It is easy to look at machine learning as a magical black box, in which you insert data and make predictions. With that, there is nothing magical about machine learning, writes IDG News. In fact, it is important to understand how the different parts of machine learning work, to get better results. So, join us on a tour.
As in many other IT contexts, such as devops, the term “pipeline” is used in machine learning. It is a visual parable of how data flows through a solution. The pipeline can be roughly divided into four parts:
- Collect data, called a little funny for “ingesting” (inta) in English.
- Prepare data, such as data wash and normalization if needed. Normalization in this context should not be confused with normalization of relational databases, but it is about adapting different value scales to each other.
- Model training.
- Provide predictions.
Here are more detailed descriptions of the four phases:
Decide on data
Two things are needed to get started with machine learning: data to train a model and algorithms that control training. Data can come from different sources. This is often about data from any business process that is already being collected, either continuously or in archived form.
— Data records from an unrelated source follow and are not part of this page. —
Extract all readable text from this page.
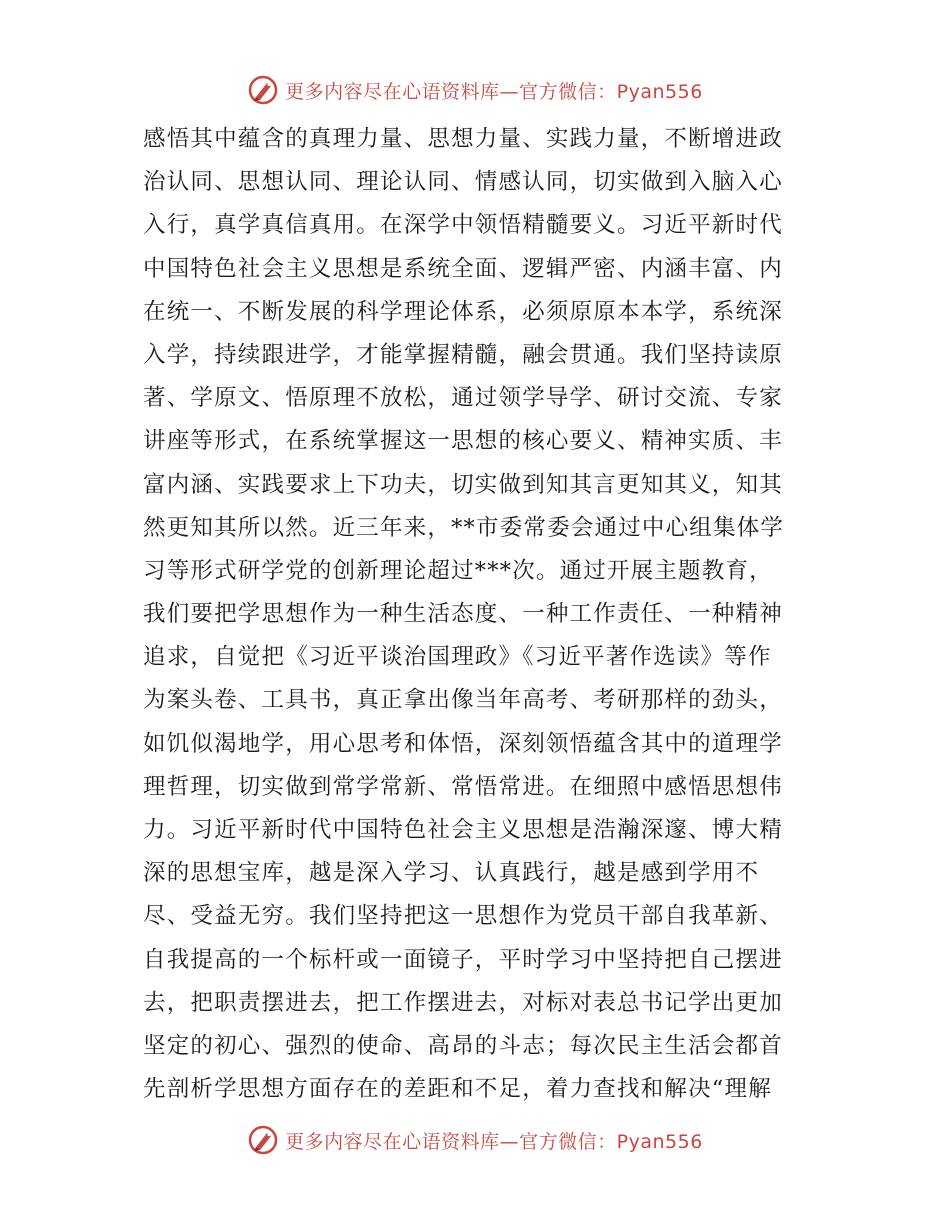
更多内容尽在心语资料库—官方微信：Pyan556
感悟其中蕴含的真理力量、思想力量、实践力量，不断增进政
治认同、思想认同、理论认同、情感认同，切实做到入脑入心
入行，真学真信真用。在深学中领悟精髓要义。习近平新时代
中国特色社会主义思想是系统全面、逻辑严密、内涵丰富、内
在统一、不断发展的科学理论体系，必须原原本本学，系统深
入学，持续跟进学，才能掌握精髓，融会贯通。我们坚持读原
著、学原文、悟原理不放松，通过领学导学、研讨交流、专家
讲座等形式，在系统掌握这一思想的核心要义、精神实质、丰
富内涵、实践要求上下功夫，切实做到知其言更知其义，知其
然更知其所以然。近三年来，**市委常委会通过中心组集体学
习等形式研学党的创新理论超过***次。通过开展主题教育，
我们要把学思想作为一种生活态度、一种工作责任、一种精神
追求，自觉把《习近平谈治国理政》《习近平著作选读》等作
为案头卷、工具书，真正拿出像当年高考、考研那样的劲头，
如饥似渴地学，用心思考和体悟，深刻领悟蕴含其中的道理学
理哲理，切实做到常学常新、常悟常进。在细照中感悟思想伟
力。习近平新时代中国特色社会主义思想是浩瀚深邃、博大精
深的思想宝库，越是深入学习、认真践行，越是感到学用不
尽、受益无穷。我们坚持把这一思想作为党员干部自我革新、
自我提高的一个标杆或一面镜子，平时学习中坚持把自己摆进
去，把职责摆进去，把工作摆进去，对标对表总书记学出更加
坚定的初心、强烈的使命、高昂的斗志；每次民主生活会都首
先剖析学思想方面存在的差距和不足，着力查找和解决“理解
更多内容尽在心语资料库—官方微信：Pyan556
In some cases, you have to work with streaming data. Then you can choose between managing data streaming or first storing it in a database. In the case of streaming data management, there is another choice between two options: Either you use new data to fine-tune an existing model or you build new models from time to time and train them with new data.
These decisions affect the choice of algorithms. Some algorithms are suitable for fine-tuning models, others not. In the latter case, you may start with new data.
Data washing is often about scales
There can be a lot of confusion in the data that is taken from a lot of different sources. One thing that often needs to be arranged is to normalize the data, ie to convert different data values to the same scale.
A simple example is that 2.45 meters in high jump can be considered as worthwhile as 8.95 meters in long jump, as both are world records. In order to understand that the values are equally valuable, they need to be converted, normalized, for example to 1.0 in both cases.
But in some cases normalization is not appropriate. It applies whether the scale actually matters. If you want to compare female and male height jumpers, it may be appropriate to normalize so that 2.45 meters for men will have the same value as 2.09 meters for women, as both are world records. But if you want to compare height jumpers regardless of gender then you should not normalize the values.
During the data preparation phase, it is also important to analyze how bias can affect models. This may include, for example, how to select data to use or how to normalize data.
Time for hard training
The next phase is the actual training of a model. It involves using data to generate a model from which predictions can be made. The key activity during training is to make settings, which is called “hyperparameterization” in English.
A hyperparameter is a setting that controls how a model is created based on an algorithm. A very simple example is if you want to divide a number of worlds into categories. In that case, a hyperparameter can be the number of categories you want. One way to arrive at good hyperparameters is to simply try them out. But in some cases, these settings can be optimized automatically.
Sometimes the training can be run in parallel on several processors, which of course provides performance benefits. It doesn’t have to be different processors, but you talk about workers. Workers in this case are simply different copies of a program that runs at the same time in different places.
The parallelization can mainly be done in two different ways: first, different “workers” can work with different parts of a data set, and different “workers” can work with different parts of the model.
Time for delivery
The final phase is to use the pre-trained model, which can be called the “predict and deliver” phase. Now you run the model on new data to generate a prediction. For example, if it is about face recognition, then incoming data is a digital image of a face. Based on training with other images on the faces, the model can now make new predictions. How you handle all the different activities in the different phases, or the different parts of the pipeline, varies. Using cloud services increases the chance of handling multiple parts in the same place, such as training data, pre-trained models, and so on.
In some cases, decisions must be made in cases where the different parts should be handled on servers or client devices. One advantage of running processing on a client, such as a smart mobile, is that accessibility is increased for the user. One potential disadvantage is the poor quality of the prediction, as there are less hardware resources, another poor performance, thus it takes longer to generate a prediction.
Iterative working method
To illustrate the whole flow of machine learning with a pipeline, ie a pipe, is a bit misleading. It is often about iterative work, that is, certain phases are repeated and refined. The type example is that a model is trimmed with new data.
The advantage of thinking of a pipeline with delimited parts is that it becomes easy to focus on the different parts as delimited areas that work in different ways.
A general observation that machine learning is actually as good can be called data analysis, or even math, as AI. What you call machine learning for AI may be because it is a technology that makes it possible to draw conclusions that humans, at least in most cases, cannot.